Unsere Wohnung hatte ich gekündigt. Mir war klar, dass ich nach einem Auszug Metins nicht allein dort wohnen wollte. Meine Schwester Patrizia bot mir an, in ihr Haus zu ziehen, was sicher für einige Wochen gehen würde, bevor ich mir ein Zimmer in einer WG nehmen wollte. Sie wohnte zwar im Umland Berlins – aber bloß nicht allein wohnen!
1. November
Ich erhielt eine Postkarte meiner lieben Freundin Verena. Auf dem Bild war eine weiße Taube zu sehen, die aus einem offenen Käfig flog. Der Text: „Manchmal denkt man, es ist stark, festzuhalten.
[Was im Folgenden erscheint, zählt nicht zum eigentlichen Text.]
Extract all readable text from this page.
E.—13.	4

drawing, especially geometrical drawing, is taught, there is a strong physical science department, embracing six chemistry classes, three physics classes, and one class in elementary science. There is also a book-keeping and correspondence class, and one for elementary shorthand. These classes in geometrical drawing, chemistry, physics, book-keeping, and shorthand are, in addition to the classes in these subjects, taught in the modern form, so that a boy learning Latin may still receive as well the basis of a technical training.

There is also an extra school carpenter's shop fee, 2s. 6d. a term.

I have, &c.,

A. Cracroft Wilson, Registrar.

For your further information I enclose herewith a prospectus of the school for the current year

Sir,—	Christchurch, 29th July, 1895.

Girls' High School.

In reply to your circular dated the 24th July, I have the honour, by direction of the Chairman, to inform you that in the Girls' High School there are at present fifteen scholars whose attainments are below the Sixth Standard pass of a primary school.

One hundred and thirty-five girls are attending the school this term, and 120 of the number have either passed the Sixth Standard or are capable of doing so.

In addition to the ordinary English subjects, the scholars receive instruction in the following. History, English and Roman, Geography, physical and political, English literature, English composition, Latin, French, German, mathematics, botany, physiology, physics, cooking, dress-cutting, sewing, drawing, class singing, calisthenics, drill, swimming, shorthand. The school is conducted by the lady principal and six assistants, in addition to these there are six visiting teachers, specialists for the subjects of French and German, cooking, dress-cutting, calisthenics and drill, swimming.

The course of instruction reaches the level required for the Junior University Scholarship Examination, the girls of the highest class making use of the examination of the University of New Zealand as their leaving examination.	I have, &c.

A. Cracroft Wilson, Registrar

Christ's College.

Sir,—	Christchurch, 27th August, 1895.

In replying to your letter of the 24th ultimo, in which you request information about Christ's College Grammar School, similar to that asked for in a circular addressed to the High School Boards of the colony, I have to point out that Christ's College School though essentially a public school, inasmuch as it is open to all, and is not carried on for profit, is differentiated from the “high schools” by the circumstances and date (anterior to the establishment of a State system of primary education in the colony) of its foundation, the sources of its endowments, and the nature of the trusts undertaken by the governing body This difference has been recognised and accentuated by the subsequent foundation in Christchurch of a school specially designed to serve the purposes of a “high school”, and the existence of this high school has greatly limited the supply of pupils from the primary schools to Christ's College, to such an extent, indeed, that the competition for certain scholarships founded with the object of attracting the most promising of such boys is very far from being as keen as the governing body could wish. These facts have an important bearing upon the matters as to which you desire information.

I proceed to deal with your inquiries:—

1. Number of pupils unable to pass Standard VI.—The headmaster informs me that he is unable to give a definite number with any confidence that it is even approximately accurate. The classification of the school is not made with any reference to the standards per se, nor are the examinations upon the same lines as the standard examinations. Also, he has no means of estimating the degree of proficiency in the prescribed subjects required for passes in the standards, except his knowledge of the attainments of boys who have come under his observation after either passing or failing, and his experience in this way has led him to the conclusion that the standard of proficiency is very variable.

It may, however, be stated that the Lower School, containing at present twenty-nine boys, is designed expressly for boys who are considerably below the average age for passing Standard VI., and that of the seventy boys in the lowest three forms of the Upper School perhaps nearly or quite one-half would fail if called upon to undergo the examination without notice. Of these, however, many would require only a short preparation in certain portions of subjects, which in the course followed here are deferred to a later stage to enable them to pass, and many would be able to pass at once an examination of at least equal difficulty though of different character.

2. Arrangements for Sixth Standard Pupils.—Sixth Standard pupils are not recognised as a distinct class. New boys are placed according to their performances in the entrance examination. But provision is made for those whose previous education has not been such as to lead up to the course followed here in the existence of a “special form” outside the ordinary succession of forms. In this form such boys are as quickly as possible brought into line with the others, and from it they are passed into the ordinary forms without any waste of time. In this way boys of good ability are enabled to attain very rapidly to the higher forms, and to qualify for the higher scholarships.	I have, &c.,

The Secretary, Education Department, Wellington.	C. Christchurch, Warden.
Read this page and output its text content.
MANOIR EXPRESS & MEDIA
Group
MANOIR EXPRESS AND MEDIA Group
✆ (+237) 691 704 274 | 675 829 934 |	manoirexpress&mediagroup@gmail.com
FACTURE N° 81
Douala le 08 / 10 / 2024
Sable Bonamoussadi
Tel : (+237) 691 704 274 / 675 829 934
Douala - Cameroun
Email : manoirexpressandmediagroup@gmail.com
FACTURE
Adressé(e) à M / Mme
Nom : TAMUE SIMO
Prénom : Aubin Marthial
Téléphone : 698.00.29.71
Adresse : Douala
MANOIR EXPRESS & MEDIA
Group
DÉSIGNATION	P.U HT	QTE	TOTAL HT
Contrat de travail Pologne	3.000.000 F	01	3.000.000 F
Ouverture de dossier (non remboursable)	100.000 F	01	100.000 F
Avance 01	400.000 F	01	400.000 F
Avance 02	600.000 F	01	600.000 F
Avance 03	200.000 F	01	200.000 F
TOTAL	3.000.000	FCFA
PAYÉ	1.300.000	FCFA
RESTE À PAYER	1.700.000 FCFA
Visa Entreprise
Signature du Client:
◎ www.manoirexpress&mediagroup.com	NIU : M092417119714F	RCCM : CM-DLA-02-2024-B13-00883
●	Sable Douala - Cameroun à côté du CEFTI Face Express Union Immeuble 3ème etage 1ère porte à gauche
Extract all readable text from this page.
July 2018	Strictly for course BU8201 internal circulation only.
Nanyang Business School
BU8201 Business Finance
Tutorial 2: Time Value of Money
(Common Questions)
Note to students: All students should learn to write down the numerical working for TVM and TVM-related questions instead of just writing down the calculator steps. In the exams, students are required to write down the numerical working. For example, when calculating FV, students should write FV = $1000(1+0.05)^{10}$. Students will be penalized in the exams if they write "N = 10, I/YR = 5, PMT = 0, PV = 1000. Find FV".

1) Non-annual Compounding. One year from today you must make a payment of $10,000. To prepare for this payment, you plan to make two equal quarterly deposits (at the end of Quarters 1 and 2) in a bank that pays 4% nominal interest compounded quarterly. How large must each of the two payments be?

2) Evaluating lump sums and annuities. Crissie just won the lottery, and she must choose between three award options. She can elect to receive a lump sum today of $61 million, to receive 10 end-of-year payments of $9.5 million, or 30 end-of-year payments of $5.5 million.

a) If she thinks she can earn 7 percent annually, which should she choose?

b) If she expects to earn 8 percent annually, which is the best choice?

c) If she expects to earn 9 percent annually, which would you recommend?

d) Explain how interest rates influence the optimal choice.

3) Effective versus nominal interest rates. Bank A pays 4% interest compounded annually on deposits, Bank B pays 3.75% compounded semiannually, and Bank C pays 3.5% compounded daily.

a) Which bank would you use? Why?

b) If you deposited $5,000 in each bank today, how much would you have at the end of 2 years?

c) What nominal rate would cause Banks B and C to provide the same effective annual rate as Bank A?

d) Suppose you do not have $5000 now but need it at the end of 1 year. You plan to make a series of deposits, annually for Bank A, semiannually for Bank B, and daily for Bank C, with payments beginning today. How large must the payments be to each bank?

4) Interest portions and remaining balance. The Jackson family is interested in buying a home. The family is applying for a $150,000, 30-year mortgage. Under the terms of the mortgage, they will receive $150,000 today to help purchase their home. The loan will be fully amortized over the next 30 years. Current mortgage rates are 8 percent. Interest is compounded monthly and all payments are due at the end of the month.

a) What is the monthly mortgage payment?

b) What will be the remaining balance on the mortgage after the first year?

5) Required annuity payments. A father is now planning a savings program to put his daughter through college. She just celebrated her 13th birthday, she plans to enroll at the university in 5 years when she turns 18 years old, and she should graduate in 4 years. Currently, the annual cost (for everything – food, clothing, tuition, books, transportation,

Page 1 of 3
Doch es ist das Loslassen, das wahre Stärke zeigt.“ Sie hatte nur ein Herz gemalt und „deine Verena“ unterschrieben. Ich las den Text wieder und wieder, weinte und weinte und war unendlich dankbar, sie zur Freundin zu haben.
3. November
Ich war für zwei Tage mit einer Kollegin in Köln auf einer Messe. Es ging mir unglaublich schlecht, am liebsten hätte ich wie jeden Tag ununterbrochen geweint, aber ich musste mich beherrschen und mich auf die Gespräche konzentrieren und ließ mir nichts anmerken. Abends ging ich mit ihr essen und beim Verdauungsspaziergang am Kölner Dom vorbei. Wir gingen hinein. Es fand gerade eine Messe statt. Die Atmosphäre beruhigte mich etwas. Als ich endlich in meinem Hotelzimmer war, bekam ich plötzlich fürchterliche Bauchschmerzen und musste mich übergeben. Mir war total übel, ich bekam Schüttelfrost und schlief erst mitten in der Nacht ein. Am nächsten Morgen waren die Symptome Gott sei Dank verschwunden. Anscheinend hatte mein Körper total verrückt gespielt.